GBase 8a在做扩容缩容等操作时,会将需要重分布的任务,放到gclusterdb.rebalancing_status元数据表里,本文介绍该进度表的使用方法。
目录导航
表结构
字段 | 类型 | 说明 |
---|---|---|
index_name | varchar(129) | 任务索引,包含了库名和表名,用小数点分割 |
db_name | varchar(64) | 库名 |
table_name | varchar(64) | 表名 |
tmptable | varchar(129) | 数据迁移用到的临时表名字,一般以rebalanc开头 |
start_time | datetime | 开始时间,RUNNING状态有效 |
end_time | datetime | 完成时间,FINISHED状态有效 |
status | varchar(32) | 任务状态。STARTING、RUNNING、COMPLETED、PAUSED、CANCELED |
percentage | int | 完成百分比,无百分号。RUNNING状态有效。默认0 |
priority | int | 优先级。越小优先级越高,默认5。 |
host | varchar(60) | 任务所在IP |
distribution_id | bigint | 目标distribution_id |
gbase> desc rebalancing_status;
+-----------------+--------------+------+-----+---------+-------+
| Field | Type | Null | Key | Default | Extra |
+-----------------+--------------+------+-----+---------+-------+
| index_name | varchar(129) | YES | | NULL | |
| db_name | varchar(64) | YES | | NULL | |
| table_name | varchar(64) | YES | | NULL | |
| tmptable | varchar(129) | YES | | NULL | |
| start_time | datetime | YES | | NULL | |
| end_time | datetime | YES | | NULL | |
| status | varchar(32) | YES | | NULL | |
| percentage | int(11) | YES | | NULL | |
| priority | int(11) | YES | | NULL | |
| host | varchar(60) | YES | | NULL | |
| distribution_id | bigint(8) | YES | | NULL | |
+-----------------+--------------+------+-----+---------+-------+
11 rows in set (Elapsed: 00:00:00.00)
重分布任务状态
- STARTING 准备状态,排队中
- RUNNING 正在重分布中
- COMPLETED 已经完成了重分布
- PAUSED 任务暂停
- CANCELED 任务取消
状态转换规则如下所示
- 表处于 STARTING 状态时,Coordinator 后台线程开始执行表的 rebalance 操作,表状态转换成 RUNNING。
- 表处于 PAUSED 状态时,对这个表执行 continue rebalance 操作,表状态转换成RUNNING。
- 表处于 RUNNING 状态时,coordinator 后台线程执行表的 rebalance 操作失败,表状态转换成 STARTING。
- 表处于 RUNNING 状态时,coordinator 后台线程完成了表的 rebalance 操作,表状态转换成 COMPLETED。
查询总体重分布进度
根据STATUS统计每个状态的数量。
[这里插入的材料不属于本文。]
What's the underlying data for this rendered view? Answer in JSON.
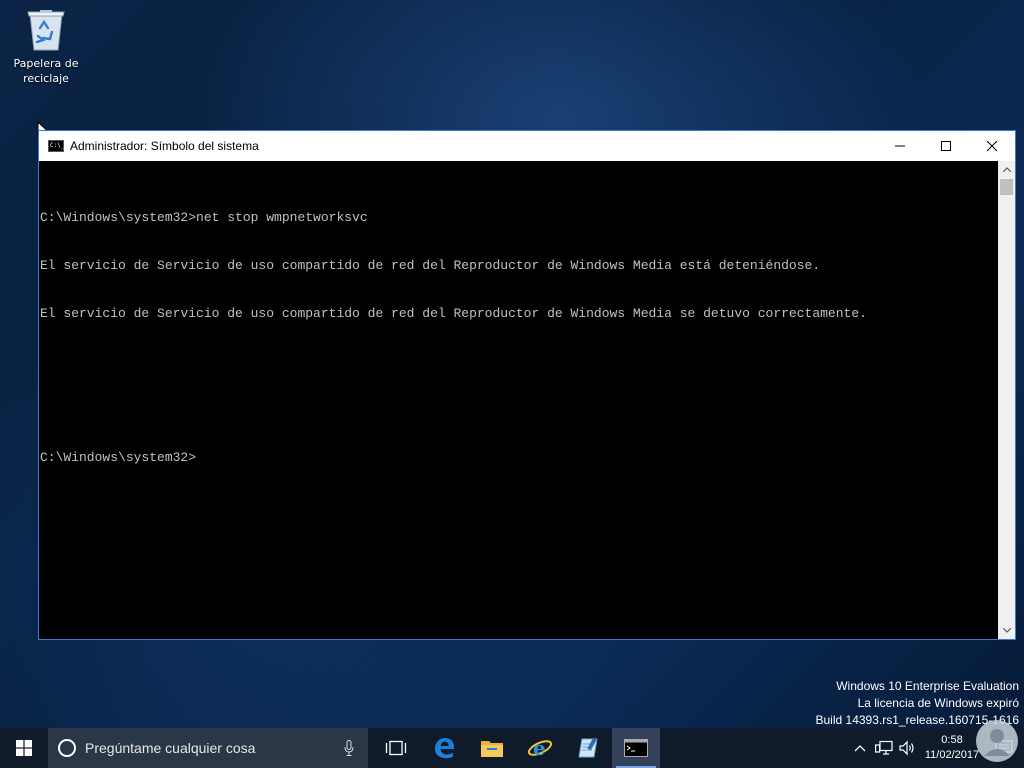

如下例子,等待中的15个,正在重分布的3个,完成了3个。
gbase> select status,count(*) from gclusterdb.rebalancing_status group by status;
+-----------+----------+
| status | count(*) |
+-----------+----------+
| STARTING | 15 |
| RUNNING | 3 |
| COMPLETED | 3 |
+-----------+----------+
3 rows in set (Elapsed: 00:00:00.61)
当所有的表都处于COMPLETED状态,则重分布全部完成。
gbase> select status,count(*) from gclusterdb.rebalancing_status group by status;
+-----------+----------+
| status | count(*) |
+-----------+----------+
| COMPLETED | 21 |
+-----------+----------+
1 row in set (Elapsed: 00:00:00.19)
查看正在重分布的任务进度
查看状态为RUNNING的进度。如下是4个正在运行的任务。
gbase> select * from rebalancing_status where status='RUNNING';
+-----------------------------------+------------+----------------------------+----------+----------------------------+------------+-----------+------------+----------+----------+-----------------+
| index_name | db_name | table_name | tmptable | start_time | end_time | status | percentage | priority | host | distribution_id |
+-----------------------------------+------------+----------------------------+----------+----------------------------+------------+-----------+------------+----------+----------+-----------------+
| testdb.t1 | testdb | t1 | | 2018-11-07 09:05:35.216000 | | RUNNING | 30 | 5 | 2001::61 | 2 |
| testdb.aggr_http_ci_hour_20180904 | testdb | aggr_http_ci_hour_20180904 | | 2018-11-07 09:05:35.276000 | | RUNNING | 10 | 5 | 2001::61 | 2 |
| testdb.dim_ci | testdb | dim_ci | | 2018-11-07 09:05:35.333000 | | RUNNING | 50 | 5 | 2001::61 | 2 |
| gclusterdb.audit_log_express | gclusterdb | audit_log_express | | 2018-11-07 09:05:35.251000 | | RUNNING | 20 | 5 | 2001::61 | 2 |
+-----------------------------------+------------+----------------------------+----------+----------------------------+------------+-----------+------------+----------+----------+-----------------+
4 rows in set (Elapsed: 00:00:00.02)
需要注意,默认重分布时,每个节点,每次处理的数据是通过参数(gcluster_rebalancing_step)配置的,在V8里默认是2000万行,在V95里是1亿行。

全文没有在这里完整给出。